Their other tool – ScaleFEx – helps scientists cheat at that quiz we made you take at the beginning of this article, deciphering differences between cells, as well as which of these differences are most critical.
“ScaleFEx, on the other hand, helps us collect a lot of different features from cells that we can then use to try to distinguish between those that are healthy versus diseased,” said Bianca. “It’s a very fast and comprehensive tool that uses AI to understand which measurements are most important when we compare cells.”
Why is AI so important for your work?
“Both FocA and ScaleFEx are powered by AI, and the determinations they make wouldn’t be detectable to the human eye,” said Bianca. “In the case of ScaleFEx, only AI can dig deep enough to find what makes cells from different people different, as well as what makes them different from each other.”
Once again, the blessing (and curse) of having massive amounts of data also factors in here.
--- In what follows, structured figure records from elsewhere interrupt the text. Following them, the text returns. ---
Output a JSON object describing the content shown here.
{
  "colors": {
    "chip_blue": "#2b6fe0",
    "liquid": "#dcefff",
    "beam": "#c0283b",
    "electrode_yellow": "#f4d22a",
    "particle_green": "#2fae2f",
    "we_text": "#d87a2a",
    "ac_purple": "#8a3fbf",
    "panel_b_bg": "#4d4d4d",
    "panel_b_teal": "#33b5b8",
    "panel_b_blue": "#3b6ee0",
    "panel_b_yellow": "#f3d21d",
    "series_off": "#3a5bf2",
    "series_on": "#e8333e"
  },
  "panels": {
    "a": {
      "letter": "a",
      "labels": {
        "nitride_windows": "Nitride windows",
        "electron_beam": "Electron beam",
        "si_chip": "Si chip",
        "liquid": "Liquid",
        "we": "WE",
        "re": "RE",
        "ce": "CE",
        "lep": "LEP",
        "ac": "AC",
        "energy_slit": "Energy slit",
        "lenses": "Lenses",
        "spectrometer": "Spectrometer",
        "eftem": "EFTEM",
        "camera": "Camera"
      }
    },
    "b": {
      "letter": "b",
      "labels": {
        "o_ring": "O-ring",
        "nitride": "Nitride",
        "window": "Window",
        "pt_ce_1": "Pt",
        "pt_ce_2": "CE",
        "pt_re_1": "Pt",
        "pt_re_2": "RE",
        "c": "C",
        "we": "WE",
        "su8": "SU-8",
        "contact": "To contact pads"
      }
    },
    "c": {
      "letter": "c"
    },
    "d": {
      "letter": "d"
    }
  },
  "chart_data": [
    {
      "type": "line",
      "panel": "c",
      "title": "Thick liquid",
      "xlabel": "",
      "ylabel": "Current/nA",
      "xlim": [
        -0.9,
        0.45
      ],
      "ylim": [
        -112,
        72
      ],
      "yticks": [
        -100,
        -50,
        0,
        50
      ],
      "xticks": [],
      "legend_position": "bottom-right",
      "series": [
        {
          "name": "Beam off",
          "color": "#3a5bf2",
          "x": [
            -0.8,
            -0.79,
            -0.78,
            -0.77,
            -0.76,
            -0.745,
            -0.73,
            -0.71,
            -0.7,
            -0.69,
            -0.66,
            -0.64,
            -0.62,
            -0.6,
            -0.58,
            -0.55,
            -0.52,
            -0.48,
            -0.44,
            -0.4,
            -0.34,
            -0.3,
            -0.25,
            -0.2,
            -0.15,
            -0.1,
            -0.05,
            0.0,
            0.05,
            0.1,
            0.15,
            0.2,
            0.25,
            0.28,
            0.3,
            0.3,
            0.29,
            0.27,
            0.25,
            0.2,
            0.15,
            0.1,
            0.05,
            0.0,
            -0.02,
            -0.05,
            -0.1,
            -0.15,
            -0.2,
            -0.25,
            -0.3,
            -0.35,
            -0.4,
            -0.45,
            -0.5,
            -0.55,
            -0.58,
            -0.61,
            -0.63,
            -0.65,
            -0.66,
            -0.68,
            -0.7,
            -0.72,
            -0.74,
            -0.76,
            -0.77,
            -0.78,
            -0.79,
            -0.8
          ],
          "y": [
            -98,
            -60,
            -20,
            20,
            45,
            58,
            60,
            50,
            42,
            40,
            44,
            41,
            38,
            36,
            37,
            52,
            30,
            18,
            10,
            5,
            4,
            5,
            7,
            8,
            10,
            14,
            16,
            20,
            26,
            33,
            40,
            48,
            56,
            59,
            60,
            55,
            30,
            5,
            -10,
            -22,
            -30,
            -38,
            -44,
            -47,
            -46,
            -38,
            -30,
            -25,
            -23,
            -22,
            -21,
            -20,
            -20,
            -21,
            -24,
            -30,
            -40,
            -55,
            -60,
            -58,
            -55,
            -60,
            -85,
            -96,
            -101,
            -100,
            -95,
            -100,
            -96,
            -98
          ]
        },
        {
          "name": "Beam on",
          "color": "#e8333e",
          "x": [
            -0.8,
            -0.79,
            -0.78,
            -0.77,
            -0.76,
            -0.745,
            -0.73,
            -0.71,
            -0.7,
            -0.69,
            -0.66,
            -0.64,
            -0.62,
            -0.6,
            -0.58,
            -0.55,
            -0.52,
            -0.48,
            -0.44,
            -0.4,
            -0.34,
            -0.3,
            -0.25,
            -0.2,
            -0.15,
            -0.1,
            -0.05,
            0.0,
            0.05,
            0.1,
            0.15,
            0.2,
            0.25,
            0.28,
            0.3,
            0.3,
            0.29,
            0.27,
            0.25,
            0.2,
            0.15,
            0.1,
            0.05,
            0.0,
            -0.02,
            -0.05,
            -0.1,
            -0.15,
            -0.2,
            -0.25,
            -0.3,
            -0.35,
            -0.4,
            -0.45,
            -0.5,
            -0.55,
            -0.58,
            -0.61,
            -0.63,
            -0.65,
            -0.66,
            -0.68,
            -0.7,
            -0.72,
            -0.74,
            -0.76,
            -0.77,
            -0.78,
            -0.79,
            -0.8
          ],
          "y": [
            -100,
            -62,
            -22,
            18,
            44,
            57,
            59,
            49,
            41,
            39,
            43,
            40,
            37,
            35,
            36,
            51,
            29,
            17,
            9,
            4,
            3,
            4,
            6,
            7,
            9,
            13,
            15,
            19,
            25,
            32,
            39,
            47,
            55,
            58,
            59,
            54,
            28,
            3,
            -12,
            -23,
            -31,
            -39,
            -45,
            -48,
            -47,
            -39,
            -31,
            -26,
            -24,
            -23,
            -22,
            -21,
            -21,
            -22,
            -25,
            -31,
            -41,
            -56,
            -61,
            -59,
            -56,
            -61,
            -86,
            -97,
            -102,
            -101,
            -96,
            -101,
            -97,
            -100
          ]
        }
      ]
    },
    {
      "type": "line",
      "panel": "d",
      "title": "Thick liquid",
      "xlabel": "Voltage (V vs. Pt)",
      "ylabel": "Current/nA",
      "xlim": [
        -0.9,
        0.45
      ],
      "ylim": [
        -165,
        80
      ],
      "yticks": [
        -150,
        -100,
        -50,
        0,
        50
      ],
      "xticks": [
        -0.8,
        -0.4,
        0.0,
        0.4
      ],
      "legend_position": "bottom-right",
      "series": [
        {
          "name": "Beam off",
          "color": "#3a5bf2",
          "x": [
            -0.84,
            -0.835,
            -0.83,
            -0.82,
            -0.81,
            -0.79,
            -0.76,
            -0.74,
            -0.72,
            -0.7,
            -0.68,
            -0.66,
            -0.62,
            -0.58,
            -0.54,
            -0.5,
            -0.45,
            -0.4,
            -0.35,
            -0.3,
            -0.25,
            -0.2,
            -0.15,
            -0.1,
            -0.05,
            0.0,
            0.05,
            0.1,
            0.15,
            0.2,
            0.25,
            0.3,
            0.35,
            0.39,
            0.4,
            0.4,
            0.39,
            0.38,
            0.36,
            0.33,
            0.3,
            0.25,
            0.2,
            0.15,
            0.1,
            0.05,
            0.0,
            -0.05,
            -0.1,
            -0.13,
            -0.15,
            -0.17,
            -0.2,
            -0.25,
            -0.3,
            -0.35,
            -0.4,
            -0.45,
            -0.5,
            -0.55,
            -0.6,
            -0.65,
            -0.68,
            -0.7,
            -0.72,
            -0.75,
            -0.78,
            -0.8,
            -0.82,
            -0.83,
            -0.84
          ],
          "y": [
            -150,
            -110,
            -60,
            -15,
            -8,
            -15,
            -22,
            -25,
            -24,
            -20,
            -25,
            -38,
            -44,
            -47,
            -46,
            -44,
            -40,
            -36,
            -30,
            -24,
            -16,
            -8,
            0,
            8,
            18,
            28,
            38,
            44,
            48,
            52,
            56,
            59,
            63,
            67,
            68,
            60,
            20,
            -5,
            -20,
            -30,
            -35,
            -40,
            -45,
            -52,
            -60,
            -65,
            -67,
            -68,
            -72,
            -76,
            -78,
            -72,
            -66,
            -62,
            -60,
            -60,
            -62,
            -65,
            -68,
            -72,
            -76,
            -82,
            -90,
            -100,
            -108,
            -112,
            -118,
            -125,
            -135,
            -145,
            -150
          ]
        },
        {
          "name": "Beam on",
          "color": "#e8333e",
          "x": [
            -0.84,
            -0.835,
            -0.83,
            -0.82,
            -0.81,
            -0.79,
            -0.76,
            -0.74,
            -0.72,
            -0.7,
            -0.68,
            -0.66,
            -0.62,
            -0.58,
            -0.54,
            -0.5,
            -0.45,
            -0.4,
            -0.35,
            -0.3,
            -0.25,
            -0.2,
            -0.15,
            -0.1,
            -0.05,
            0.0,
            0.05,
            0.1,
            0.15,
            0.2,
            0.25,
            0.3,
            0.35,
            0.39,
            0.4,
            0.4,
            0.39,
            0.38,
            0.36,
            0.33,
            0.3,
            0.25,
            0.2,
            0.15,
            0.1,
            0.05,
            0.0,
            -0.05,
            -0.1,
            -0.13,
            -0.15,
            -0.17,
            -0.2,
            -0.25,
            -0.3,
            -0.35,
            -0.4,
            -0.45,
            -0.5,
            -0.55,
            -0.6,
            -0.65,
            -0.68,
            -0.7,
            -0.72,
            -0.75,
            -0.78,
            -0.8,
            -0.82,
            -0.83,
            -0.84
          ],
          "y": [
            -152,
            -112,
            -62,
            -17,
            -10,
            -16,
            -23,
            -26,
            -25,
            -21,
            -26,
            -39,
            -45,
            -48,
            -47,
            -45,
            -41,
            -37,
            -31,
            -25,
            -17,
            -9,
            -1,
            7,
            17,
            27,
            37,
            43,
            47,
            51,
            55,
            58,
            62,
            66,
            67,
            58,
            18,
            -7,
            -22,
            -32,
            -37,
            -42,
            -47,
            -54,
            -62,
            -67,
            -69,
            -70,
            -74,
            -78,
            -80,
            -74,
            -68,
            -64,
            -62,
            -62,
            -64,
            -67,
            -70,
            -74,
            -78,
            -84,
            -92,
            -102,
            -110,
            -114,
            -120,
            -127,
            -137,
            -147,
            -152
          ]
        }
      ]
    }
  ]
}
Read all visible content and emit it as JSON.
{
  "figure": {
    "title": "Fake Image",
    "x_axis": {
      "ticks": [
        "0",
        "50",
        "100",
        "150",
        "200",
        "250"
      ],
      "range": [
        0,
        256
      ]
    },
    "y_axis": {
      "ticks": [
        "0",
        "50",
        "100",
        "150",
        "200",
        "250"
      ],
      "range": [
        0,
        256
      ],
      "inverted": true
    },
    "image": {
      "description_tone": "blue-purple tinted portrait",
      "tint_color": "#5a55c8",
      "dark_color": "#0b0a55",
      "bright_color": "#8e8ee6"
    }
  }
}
“A human person can try to go through all the data we produce, but it would take forever,” explained Bianca. “There’s just too much. Even if it was a task everyone could do, like telling cats and dogs apart, if you have millions and millions of images, having people look at each image and tell you if it’s a cat or a dog would take a ton of time. AI can do it very quickly. It saves scientists time and helps refine processes to make sure everything is running smoothly and accurately.”
What is next for integrating AI into NYSCF’s work?
The team has a few ideas rattling around in their brains. One has to do with generative AI – or AI that can produce content rather than just analyze it (think: ChatGPT).
“Maybe we could one day use generative AI to make predictions about how cells will look in the future, or under different conditions, rather than just how they look now,” postured Bianca. “Can we make an old cell look young, or a young cell look old? What would it look like if we treat it with a certain drug? AI could help us shift the same cell into different states. At this time, it’s a bit of a fantasy, but a few years ago we didn’t think ChatGPT would be possible, so we’ll see what the future brings.”
New tools could also continue assisting with quality control and analysis.
“I’m working on an AI-powered algorithm that could potentially pinpoint reasons why some batches of cells don’t pass quality control checks, so that we can maybe catch that before it happens,” added Jeff.
“And with ScaleFEx, we’re now looking to expand it to many different cell types,” said Bianca. “The initial version was relevant mostly to fibroblasts [cells found in connective tissue]. We now want to adapt it to neurons, organoids [3D aggregates of tissue made from stem cells], and other cells we use here for research.”
What is your favorite part about your job and working with this team?
“Working so closely with biologists and people with different backgrounds is especially cool because I learn so many different things,” said Jeff. “It’s very interdisciplinary. And even just within this team, we have different strengths, and I learn a lot from Bianca as a mentor.”
“I think my favorite part is troubleshooting,” shared Neeloy. “Obviously it’s nice when something runs perfectly, but I think the fun part is when something goes wrong because then it usually becomes a team effort that requires a lot of brain power. Those road bumps are gratifying because that’s when I learn the most, and that’s how we level up and do better science.”
“We might be a small team, but we do very different things, and if you don’t know something, you can go learn about it and interact with so many different experts,” added Gabriel. “That’s very exciting.”
“I love my team,” said Bianca. “Everyone is so driven and passionate about what they do, and we work together very well to provide important insights for our scientists. We all value each other and make sure we’re supportive. I’m very proud of all of them!”